Leia abaixo o primeiro artigo do historiador na seção
As revoluções da Revolução Russa
Boris Fausto
Nenhum episódio e sua seqüência histórica tiveram maiores
reviravoltas, ao longo do século
20, do que a Revolução Russa,
de outubro (novembro) de 1917. Ela foi,
desde logo, o teste negativo de uma certa
concepção do socialismo, cujos dogmas
principais podem ser assim resumidos:
estatização e centralização da economia;
fim da propriedade privada; controle total do poder por um partido único que,
por definição, encarnava não só as virtudes da classe operária, como superava
seus limites corporativos.
Para encontrar um momento histórico
revolucionário, tão carregado de significações, teríamos de recuar ao fim do século 18, tomando como paradigma a Revolução Francesa. Não por acaso, foi esta
a referência maior dos revolucionários
russos -os de fevereiro e, em parte, os
de outubro-, até que a caricatura do
bolchevismo e seus mitos se enraizassem
definitivamente. A Marselhesa, girondinos e jacobinos, a "reação termidoriana", representada pela ascensão de Stálin, foram marcos referenciais da Revolução Russa e de seus desdobramentos.
Nos dois episódios revolucionários, as
ondas contraditórias não corresponderam apenas a oscilações usuais da historiografia, que, de qualquer forma, não
são neutras, mas estiveram intimamente
associadas a batalhas políticas e a uma
política de Estado, guardadas as diferenças de contexto e de tempo.
Grande mito
No âmbito da esquerda, a União Soviética deu origem ao
grande mito do século 20. Ao contrário
do que ocorreu com a Alemanha de Hitler, cuja mitologia era essencialmente
nacional-ariana, o mito soviético se revestiu das idéias de universalismo, de luta contra a violência imperialista, contra
a exploração, como uma espécie de bússola iluminadora dos caminhos que conduziriam ao socialismo.
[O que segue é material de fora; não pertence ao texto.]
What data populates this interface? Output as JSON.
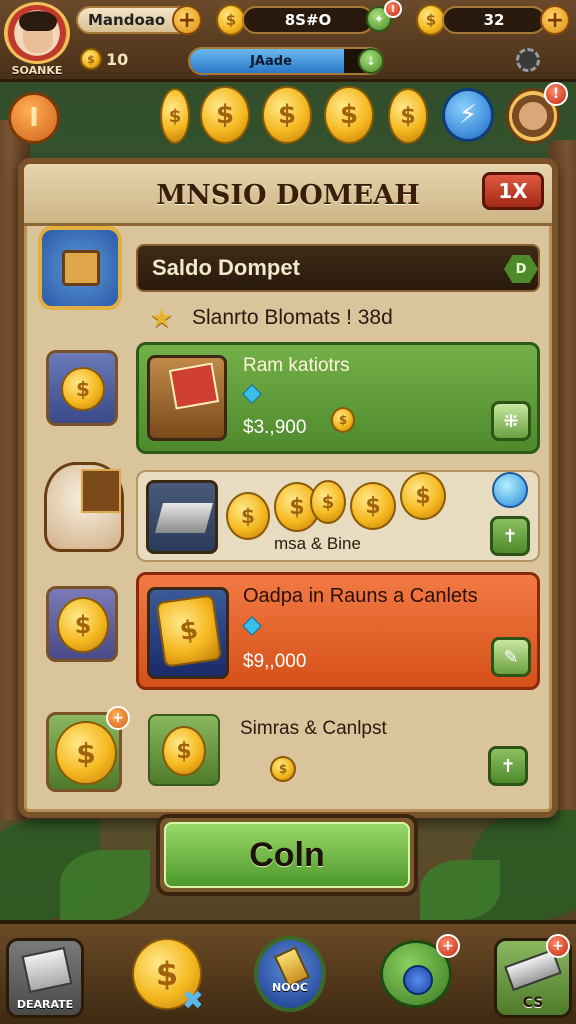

Por outro lado, de um ponto de vista
sociológico, o desdobramento da revolução no regime stalinista resultou numa
forma política nova que Trótski foi um
dos primeiros a perceber, embora não
chegasse a realizar a crítica mais profunda do sistema soviético. Assim como o
fenômeno do Estado totalitário moderno não poderia ser compreendido pelas
definições aplicáveis aos antigos regimes
despóticos, também o fenômeno da
constituição e cristalização da burocracia soviética não tinha antecedentes no
passado.
Por isso mesmo, explicá-la como estrato social típico do sistema foi um dilema
colocado diante de quem quisesse entender, sem viseiras, o que era a União Soviética. Questão que não tem uma resposta única e passou por muitas definições: estrato dirigente do capitalismo de
Estado, formação social sobreposta ao
Estado operário degenerado etc. Aberta,
em vida, a controvérsias, a burocracia
gerou outras mais, pelas circunstâncias
de sua imprevista queda, quando havia
quem imaginasse que ela inaugurara
uma forma estável de dominação, capaz
de durar alguns séculos.
Para não multiplicar as questões, fiquemos apenas com mais uma -os personagens revolucionários e sua construção, limitando os exemplos a Stálin e
Trótski. Encarnação de um regime brutal, contido na própria definição -"stalinismo"-, Stálin deu origem a um mito
contraditório, em que o projeto coletivo
de um socialismo supostamente igualitário era personificado na figura infalível
de um guia genial. Muito se especulou
sobre a continuidade entre a imagem dos
"czares" protetores de seu povo e do
"czar vermelho". Mas essa aproximação,
embora verdadeira, não dá conta de toda
a dimensão do culto a Stálin, que se implantou no âmago dos Partidos Comunistas de todo o mundo.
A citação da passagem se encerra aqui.